Department of Medical Statistics, School of Public Health, Sun Yat-sen University, Guangzhou 510080, Guangdong, China.
Sun Yat-sen Center for Migrant Health Policy, Sun Yat-sen University, Guangzhou 510080, Guangdong, China.
Int J Environ Res Public Health. 2020 Jan 28;17(3):800. doi: 10.3390/ijerph17030800.
We aimed to assess the cost-effectiveness of (1) treating acute hepatitis C virus (HCV) vs deferring treatment until the chronic phase and (2) treating all chronic patients vs only those with advanced fibrosis; among Chinese genotype 1b treatment-naïve patients who injected drugs (PWID), using a combination Daclatasvir (DCV) plus Asunaprevir (ASV) regimen and a Peg-interferon (PegIFN)-based regimen, respectively. A decision-analytical model including the risk of HCV reinfection simulated lifetime costs and quality-adjusted life-years (QALYs) of three treatment timings, under the DCV+ASV and PegIFN regimen, respectively: Treating acute infection ("Treat at acute"), treating chronic patients of all fibrosis stages ("Treat at F0 (no fibrosis)"), treating only advanced-stage fibrosis patients ("Treat at F3 (numerous septa without cirrhosis)"). Incremental cost-effectiveness ratios (ICERs) were used to compare scenarios. "Treat at acute" compared with "Treat at F0" was cost-saving (cost: DCV+ASV regimen-US$14,486.975 vs US$16,224.250; PegIFN-based regimen-US$19,734.794 vs US$22,101.584) and more effective (QALY: DCV+ASV regimen-14.573 vs 14.566; PegIFN-based regimen-14.148 vs 14.116). Compared with "Treat at F3"; "Treat at F0" exhibited an ICER of US$3780.20/QALY and US$15,145.98/QALY under the DCV+ASV regimen and PegIFN-based regimen; respectively. Treatment of acute HCV infection was highly cost-effective and cost-saving compared with deferring treatment to the chronic stage; for both DCV+ASV and PegIFN-based regimens. Early treatment for chronic patients with DCV+ASV regimen was highly cost-effective.

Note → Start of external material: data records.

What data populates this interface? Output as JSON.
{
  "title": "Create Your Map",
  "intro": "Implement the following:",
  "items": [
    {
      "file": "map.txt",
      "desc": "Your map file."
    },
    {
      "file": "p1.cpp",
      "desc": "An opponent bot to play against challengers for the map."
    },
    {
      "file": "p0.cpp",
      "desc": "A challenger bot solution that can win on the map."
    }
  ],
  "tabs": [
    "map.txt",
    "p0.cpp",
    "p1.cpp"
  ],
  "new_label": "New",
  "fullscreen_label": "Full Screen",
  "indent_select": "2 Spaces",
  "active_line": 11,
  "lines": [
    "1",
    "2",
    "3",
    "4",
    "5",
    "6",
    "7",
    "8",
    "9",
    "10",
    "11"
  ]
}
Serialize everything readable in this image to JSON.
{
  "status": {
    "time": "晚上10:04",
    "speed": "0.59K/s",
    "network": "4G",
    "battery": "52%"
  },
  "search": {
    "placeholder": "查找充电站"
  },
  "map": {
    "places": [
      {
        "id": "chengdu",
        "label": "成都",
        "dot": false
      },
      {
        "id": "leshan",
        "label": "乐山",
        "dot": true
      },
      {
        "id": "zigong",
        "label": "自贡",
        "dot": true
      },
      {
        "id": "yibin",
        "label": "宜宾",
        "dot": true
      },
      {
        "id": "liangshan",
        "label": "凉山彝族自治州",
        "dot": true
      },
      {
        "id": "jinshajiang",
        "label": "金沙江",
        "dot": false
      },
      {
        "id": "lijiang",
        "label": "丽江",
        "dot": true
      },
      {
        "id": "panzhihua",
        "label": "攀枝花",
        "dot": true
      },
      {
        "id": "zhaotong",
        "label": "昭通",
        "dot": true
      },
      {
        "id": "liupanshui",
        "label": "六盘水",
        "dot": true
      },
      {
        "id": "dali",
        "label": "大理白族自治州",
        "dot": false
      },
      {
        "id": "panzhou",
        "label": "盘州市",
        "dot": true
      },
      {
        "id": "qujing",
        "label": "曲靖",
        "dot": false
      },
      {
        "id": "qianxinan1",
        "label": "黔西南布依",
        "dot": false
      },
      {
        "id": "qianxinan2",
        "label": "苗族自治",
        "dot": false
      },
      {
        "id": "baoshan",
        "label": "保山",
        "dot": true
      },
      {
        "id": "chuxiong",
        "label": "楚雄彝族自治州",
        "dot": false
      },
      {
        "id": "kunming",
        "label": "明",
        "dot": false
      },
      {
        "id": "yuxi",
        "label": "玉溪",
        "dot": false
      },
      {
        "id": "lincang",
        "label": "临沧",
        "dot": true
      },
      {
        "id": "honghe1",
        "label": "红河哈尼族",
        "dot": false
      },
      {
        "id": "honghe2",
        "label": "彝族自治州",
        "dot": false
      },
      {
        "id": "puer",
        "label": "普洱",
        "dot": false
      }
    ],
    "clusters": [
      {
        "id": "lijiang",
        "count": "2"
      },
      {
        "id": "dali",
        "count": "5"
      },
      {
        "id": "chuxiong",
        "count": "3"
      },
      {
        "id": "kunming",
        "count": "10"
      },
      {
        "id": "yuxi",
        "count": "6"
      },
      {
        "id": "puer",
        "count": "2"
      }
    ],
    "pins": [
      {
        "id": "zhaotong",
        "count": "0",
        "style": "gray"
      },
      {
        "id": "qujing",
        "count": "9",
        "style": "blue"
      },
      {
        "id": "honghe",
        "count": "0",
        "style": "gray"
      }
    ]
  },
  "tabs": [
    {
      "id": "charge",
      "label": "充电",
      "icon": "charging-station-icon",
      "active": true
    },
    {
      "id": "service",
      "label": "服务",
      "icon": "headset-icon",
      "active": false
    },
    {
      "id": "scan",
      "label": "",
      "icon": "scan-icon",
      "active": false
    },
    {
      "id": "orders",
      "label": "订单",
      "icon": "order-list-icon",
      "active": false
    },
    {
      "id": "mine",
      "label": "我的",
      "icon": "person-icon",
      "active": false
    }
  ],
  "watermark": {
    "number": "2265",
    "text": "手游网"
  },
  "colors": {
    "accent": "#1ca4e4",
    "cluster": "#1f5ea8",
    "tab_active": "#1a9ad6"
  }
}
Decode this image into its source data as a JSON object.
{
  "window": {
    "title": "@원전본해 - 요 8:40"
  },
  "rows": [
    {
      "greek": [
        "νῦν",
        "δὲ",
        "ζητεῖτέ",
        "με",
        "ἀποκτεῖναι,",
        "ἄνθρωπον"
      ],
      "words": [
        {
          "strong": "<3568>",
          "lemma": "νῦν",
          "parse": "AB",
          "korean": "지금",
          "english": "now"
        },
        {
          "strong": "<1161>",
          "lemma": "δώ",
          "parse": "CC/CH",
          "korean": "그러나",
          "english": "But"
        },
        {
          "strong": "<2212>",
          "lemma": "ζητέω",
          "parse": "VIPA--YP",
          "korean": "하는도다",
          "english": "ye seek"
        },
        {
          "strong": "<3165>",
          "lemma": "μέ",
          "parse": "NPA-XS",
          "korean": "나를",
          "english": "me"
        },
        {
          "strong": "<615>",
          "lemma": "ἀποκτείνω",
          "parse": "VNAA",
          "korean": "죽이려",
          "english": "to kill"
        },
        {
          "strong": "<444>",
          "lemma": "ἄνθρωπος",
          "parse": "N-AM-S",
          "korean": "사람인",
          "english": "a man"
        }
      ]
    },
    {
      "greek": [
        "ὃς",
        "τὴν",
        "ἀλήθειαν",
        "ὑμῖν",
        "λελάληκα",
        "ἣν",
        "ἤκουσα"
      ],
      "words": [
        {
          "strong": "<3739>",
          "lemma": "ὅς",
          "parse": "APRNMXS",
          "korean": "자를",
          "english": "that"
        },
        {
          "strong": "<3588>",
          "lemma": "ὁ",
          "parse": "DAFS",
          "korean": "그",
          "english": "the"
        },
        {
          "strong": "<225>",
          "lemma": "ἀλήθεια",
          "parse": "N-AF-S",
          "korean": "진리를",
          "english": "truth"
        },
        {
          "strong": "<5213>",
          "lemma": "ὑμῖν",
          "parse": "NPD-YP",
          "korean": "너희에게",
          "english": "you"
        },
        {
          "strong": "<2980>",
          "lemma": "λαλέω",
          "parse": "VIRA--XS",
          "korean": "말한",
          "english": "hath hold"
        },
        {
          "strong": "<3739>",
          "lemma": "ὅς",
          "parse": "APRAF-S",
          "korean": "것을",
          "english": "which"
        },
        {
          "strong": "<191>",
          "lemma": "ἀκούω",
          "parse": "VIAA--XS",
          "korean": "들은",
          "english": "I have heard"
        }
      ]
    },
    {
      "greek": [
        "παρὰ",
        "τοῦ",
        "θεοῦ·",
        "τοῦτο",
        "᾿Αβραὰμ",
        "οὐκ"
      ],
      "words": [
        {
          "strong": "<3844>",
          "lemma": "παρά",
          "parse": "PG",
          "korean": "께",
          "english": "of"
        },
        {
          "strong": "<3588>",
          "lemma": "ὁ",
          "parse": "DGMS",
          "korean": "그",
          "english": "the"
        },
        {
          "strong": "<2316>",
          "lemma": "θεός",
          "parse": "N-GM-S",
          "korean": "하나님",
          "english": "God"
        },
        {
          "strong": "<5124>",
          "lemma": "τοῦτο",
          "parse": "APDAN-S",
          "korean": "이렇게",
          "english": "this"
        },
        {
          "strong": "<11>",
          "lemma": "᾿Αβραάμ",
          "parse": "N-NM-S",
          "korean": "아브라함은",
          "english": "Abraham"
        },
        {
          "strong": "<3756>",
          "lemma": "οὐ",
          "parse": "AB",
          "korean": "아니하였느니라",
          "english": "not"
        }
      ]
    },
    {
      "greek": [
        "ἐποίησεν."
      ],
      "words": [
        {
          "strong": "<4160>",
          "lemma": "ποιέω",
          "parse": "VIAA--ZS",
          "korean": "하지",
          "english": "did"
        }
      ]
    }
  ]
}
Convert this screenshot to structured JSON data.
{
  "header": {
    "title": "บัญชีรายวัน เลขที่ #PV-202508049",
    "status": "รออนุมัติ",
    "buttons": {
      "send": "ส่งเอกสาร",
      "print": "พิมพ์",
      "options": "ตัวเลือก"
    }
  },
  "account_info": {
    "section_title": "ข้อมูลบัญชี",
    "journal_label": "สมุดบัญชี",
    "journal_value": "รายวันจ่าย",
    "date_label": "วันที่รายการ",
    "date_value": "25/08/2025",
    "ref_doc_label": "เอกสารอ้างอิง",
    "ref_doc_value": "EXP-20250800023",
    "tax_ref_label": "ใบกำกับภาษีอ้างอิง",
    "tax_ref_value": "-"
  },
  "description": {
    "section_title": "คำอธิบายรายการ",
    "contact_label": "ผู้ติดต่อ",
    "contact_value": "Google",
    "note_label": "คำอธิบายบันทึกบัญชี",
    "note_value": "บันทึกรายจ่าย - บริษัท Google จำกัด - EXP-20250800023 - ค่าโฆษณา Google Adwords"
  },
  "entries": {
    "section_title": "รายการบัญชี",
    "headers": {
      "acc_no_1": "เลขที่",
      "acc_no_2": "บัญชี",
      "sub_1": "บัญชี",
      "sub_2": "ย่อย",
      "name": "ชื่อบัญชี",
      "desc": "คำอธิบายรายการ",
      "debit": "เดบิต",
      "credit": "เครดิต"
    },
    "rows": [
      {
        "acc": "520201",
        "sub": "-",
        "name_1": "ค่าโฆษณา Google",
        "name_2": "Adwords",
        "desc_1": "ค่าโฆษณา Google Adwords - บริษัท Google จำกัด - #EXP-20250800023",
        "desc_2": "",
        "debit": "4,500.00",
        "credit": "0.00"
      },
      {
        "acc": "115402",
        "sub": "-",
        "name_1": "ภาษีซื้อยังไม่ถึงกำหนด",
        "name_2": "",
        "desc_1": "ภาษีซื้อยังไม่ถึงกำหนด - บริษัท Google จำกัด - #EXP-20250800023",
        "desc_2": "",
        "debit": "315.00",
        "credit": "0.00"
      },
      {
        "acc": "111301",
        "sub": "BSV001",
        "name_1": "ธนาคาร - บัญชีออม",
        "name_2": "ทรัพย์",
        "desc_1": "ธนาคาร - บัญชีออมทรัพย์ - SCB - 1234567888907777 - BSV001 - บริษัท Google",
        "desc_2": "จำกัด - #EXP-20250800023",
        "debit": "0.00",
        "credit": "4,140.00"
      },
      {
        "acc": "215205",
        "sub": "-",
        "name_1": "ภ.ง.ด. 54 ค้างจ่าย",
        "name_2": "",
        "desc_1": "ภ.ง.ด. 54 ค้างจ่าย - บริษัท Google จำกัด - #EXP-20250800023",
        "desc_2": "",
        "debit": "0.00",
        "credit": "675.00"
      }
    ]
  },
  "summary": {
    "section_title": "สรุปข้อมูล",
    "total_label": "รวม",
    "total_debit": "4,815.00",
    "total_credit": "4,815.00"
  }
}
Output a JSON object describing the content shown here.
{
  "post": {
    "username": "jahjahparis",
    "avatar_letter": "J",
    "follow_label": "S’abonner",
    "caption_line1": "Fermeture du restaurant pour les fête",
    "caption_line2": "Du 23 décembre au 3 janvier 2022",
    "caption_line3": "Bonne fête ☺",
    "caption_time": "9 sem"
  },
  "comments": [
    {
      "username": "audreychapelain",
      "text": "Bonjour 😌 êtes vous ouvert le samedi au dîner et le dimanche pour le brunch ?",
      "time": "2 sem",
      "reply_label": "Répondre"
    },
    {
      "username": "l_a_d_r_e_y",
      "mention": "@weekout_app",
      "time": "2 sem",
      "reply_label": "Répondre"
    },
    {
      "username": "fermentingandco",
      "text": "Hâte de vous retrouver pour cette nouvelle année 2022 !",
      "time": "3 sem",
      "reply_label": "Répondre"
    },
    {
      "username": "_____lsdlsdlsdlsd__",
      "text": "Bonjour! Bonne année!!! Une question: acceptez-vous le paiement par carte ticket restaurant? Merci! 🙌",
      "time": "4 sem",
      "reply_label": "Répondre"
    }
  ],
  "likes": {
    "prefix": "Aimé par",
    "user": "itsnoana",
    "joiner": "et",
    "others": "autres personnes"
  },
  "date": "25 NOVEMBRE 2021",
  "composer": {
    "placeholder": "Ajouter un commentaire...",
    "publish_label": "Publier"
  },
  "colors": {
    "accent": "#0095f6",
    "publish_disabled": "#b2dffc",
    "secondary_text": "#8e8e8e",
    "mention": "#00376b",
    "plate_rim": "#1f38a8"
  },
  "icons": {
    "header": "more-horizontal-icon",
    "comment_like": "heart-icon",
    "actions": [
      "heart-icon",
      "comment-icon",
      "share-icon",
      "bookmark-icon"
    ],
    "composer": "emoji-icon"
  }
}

(1) 治疗急性丙型肝炎病毒(HCV)与延迟至慢性期治疗,以及 (2) 治疗所有慢性患者与仅治疗晚期纤维化患者;分别使用达卡他韦(DCV)加asunaprevir(ASV)联合方案和聚乙二醇干扰素(PegIFN)为基础的方案治疗中国基因型 1b 初治的静脉注射吸毒者(PWID)。一个决策分析模型包括 HCV 再感染风险,模拟了三种治疗时间的终生成本和质量调整生命年(QALY),分别为:治疗急性感染(“在急性时治疗”)、治疗所有纤维化阶段的慢性患者(“在 F0 时治疗(无纤维化)”)和仅治疗晚期纤维化患者(“在 F3 时治疗(无肝硬化的大量间隔)”)。增量成本效益比(ICER)用于比较方案。与“在 F0 时治疗”相比,“在急性时治疗”具有成本效益(成本:DCV+ASV 方案-14486.975 美元 vs 16224.250 美元;PegIFN 方案-19734.794 美元 vs 22101.584 美元)且更有效(QALY:DCV+ASV 方案-14.573 vs 14.566;PegIFN 方案-14.148 vs 14.116)。与“在 F3 时治疗”相比,“在 F0 时治疗”下,DCV+ASV 方案和 PegIFN 方案的 ICER 分别为每 QALY3780.20 美元和 15145.98 美元。与延迟至慢性期治疗相比,使用 DCV+ASV 方案和 PegIFN 方案治疗急性 HCV 感染具有高度成本效益和成本节约性。对于 DCV+ASV 方案和 PegIFN 方案,早期治疗慢性患者具有高度成本效益。